Participants in clinical trials can play a more active role in their own healthcare, gain access to new research treatments before they are widely available, and help others by contributing to medical research.

• A research study involving human volunteers to answer specific health questions.
• A clinical research study is conducted according to a plan called a protocol.
• A protocol describes what types of patients may enter the study; schedules of tests and procedures, drugs, dosages, and length of study, as well as outcomes that will be measured.
• Each person participating in the study must agree to follow the protocol.
• A clinical research study explores new ways of using known treatments.

• The clinical research study protocol outlines what types of individuals are eligible for participation in a particular study.
• The study can specify that people of a specific age, medical history, disease type or current diagnosis are eligible to be in a study.

• Participants may gain access to new medications and interventions prior to general availability.
• The ability to take a more active role in personal healthcare decisions
• The potential to improve health status if the study therapy proves to be effective.
• Unique opportunity to help others by contributing to clinical research.

• The treatment may not be effective.
• Participating in the trial may be demanding and time consuming.
• Health status may not improve or there may be unpleasant or serious side effects resulting from the treatment.

Informed consent is the process of learning the key facts about a clinical trial before deciding whether or not to participate. It is also a continuing process throughout the study to provide information for participants.
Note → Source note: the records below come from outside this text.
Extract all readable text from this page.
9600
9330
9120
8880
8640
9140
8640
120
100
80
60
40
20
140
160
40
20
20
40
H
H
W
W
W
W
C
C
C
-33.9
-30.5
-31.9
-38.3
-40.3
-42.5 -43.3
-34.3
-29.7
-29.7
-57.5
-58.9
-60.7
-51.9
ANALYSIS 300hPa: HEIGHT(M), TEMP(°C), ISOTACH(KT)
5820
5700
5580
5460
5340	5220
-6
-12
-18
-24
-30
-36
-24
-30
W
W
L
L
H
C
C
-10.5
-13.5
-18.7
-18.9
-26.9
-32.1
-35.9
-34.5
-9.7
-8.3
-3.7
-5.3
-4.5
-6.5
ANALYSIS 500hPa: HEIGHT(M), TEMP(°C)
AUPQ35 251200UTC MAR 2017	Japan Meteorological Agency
To help someone decide whether or not to participate, the doctors and nurses involved in the trial explain the details of the study. If the participant’s native language is not English, translation assistance can be provided. Then the research team provides an informed consent document that includes details about the study, such as its purpose, duration, required procedures, and key contacts. Risks and potential benefits are explained in the informed consent document. The participant then decides whether or not to sign the document. Informed consent is not a contract, and the participant may withdraw from the trial at any time.

• The federal government has strict guidelines and safety standards to protect clinical research participants.
• An Institutional Review Board (IRB) (an independent committee of physicians, healthcare professionals, and community members) is responsible for ensuring that clinical research is both scientifically and ethically sound.

• The decision to participate in a clinical research study is up to you.
• If you decide to participate you do so as a volunteer.
• As a volunteer, you can decide to stop the study treatment at any time

• As a research volunteer, you can end your participation in the study at any time.
• For safety reasons, a follow-up visit may be required.

• You do not have to participate in a research study.
• Your decision to not participate in a research study will not affect your heath care.

• Who is conducting the research study?
• Who is sponsoring the research study?
• Who will be responsible for my care?
• What is the purpose of the research study?
• What are the potentials benefits/risks of participating in the research study?
• What are the clinical research study-related costs?
• What is the overall time commitment that is expected of me?
• What are my other treatment options?
• How does the research study therapy compare to other treatment options?
• How often are clinical research study-related visits conducted?
• How long will the clinical research study last?
• How do I end my clinical research study participation if I change my mind?
• How many people will be in this study?